Treatment for seasonal and long-term (year-round) allergic rhinitis is generally similar, although for long-term (year-round) rhinitis it is recommended to try to remove the irritant (such as dust mites or cockroaches).

The most effective first-line agents are oral antihistamines, decongestants, rhinitis drops, and nasal glucocorticoids with or without oral antihistamines. Less effective alternatives include nasal mast cell stabilizers (cromolyn and nedocromil) taken 2 or 4 times daily, the nasal H2 blocker azelastine 2 sprays once daily, and nasal ipratropium 0.03% 2 sprays 4 to 6 hours apart, which helps with rhinorrhea. Often overlooked, intranasal normal saline helps thin thick nasal secretions and moisturizes the nasal mucosa.

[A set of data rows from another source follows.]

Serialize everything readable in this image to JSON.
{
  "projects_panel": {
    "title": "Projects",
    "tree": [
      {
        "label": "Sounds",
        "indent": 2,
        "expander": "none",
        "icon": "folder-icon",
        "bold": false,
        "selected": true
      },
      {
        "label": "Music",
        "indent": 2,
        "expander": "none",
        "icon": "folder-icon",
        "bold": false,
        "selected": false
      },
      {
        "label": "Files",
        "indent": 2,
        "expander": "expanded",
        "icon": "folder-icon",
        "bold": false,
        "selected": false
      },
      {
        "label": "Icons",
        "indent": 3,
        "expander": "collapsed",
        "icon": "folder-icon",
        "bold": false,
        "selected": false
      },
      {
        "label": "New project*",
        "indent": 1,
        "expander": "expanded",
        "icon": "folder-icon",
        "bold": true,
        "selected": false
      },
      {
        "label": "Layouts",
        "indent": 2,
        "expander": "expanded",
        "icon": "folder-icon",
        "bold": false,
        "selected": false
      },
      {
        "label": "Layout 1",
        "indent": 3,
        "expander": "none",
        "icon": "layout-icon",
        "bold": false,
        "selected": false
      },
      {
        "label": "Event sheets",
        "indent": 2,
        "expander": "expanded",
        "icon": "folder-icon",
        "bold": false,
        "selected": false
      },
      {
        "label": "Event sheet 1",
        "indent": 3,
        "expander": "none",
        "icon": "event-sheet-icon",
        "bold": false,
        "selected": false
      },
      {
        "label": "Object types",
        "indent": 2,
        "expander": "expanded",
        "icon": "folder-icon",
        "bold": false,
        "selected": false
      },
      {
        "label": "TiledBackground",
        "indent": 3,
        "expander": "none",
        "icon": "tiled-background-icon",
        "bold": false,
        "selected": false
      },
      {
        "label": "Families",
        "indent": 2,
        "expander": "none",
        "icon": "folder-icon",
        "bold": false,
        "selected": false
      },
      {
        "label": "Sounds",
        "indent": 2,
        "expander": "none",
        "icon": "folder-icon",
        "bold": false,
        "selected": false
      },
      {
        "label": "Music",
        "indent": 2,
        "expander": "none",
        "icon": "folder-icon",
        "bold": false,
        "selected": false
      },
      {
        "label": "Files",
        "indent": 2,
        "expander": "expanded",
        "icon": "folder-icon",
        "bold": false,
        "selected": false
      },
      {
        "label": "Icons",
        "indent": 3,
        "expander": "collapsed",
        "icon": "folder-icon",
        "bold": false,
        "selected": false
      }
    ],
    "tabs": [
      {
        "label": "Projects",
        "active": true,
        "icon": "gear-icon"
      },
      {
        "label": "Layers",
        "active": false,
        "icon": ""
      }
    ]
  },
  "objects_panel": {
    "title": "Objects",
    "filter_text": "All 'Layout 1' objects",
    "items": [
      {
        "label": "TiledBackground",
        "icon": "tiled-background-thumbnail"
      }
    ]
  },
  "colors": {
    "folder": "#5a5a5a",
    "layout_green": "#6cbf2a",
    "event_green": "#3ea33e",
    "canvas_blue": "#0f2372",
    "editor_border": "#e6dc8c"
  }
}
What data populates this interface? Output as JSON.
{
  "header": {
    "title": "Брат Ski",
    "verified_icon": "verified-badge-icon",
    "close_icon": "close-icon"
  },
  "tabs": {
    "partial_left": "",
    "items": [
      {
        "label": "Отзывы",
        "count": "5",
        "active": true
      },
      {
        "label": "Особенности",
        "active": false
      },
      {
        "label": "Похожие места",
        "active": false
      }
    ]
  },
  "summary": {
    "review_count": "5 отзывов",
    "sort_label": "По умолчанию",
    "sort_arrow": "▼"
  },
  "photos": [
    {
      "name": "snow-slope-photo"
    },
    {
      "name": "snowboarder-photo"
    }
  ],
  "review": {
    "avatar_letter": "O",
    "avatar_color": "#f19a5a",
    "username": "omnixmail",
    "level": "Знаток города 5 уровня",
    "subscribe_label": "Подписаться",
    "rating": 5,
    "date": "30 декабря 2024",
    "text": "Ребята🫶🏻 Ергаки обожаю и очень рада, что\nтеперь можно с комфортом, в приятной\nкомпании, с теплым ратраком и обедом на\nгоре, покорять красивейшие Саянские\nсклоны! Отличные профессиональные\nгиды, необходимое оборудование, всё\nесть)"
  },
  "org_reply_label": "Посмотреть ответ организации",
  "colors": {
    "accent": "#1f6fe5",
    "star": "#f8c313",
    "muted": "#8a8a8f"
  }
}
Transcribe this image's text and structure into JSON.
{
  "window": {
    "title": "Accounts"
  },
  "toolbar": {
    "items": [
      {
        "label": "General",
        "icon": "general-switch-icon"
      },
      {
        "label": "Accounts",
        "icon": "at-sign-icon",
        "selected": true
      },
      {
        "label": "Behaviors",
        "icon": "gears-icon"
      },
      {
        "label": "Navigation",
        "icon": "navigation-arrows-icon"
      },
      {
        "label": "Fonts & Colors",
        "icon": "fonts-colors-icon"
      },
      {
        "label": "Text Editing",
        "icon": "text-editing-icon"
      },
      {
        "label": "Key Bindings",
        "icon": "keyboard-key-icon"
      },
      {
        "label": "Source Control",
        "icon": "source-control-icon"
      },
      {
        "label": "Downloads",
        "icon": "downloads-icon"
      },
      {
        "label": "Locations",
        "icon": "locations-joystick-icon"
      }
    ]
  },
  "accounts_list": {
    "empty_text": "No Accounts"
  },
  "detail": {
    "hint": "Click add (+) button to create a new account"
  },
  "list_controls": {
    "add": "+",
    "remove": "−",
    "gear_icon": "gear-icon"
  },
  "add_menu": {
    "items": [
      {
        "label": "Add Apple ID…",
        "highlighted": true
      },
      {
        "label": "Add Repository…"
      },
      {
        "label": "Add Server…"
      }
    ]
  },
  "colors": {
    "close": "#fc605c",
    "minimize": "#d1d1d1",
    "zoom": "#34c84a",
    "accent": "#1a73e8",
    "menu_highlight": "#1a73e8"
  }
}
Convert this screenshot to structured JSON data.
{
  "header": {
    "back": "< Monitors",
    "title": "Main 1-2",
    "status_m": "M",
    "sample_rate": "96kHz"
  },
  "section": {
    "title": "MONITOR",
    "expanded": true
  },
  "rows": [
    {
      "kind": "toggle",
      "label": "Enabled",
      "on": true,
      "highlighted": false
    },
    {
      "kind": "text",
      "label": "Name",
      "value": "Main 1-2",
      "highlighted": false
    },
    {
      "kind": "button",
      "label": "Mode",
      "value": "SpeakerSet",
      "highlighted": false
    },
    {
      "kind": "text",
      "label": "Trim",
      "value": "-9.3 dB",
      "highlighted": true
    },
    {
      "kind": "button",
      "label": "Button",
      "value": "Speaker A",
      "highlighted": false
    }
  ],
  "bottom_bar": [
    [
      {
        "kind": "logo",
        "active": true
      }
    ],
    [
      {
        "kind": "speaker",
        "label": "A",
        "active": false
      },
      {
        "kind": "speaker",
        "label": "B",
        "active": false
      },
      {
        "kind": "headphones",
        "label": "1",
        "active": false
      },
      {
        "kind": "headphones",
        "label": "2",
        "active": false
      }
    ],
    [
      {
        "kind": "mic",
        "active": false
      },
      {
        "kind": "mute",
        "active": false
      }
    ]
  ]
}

Immunotherapy may be more effective in seasonal than in perennial allergic rhinitis; it is needed when symptoms are severe, the allergen cannot be removed, and drug therapy is ineffective. Initial attempts at desensitization should be done immediately after the pollen season ends to prepare for the next season; side effects are increased when immunotherapy is started during the pollen season, since allergic immune responses are already maximally stimulated.

Montelukast improves allergic rhinitis, but its role compared with other treatments is unclear. The role of anti-1gE antibodies in the treatment of allergic rhinitis is being studied, but its use is likely to be limited by the availability of less expensive and effective alternative treatments.

Treatment of NARES is with nasal glucocorticoids. Treatment of aspirin sensitization involves stopping aspirin and, if necessary, desensitization and administration of leukotriene receptor blockers; intranasal glucocorticoids may be used successfully in nasal polyps.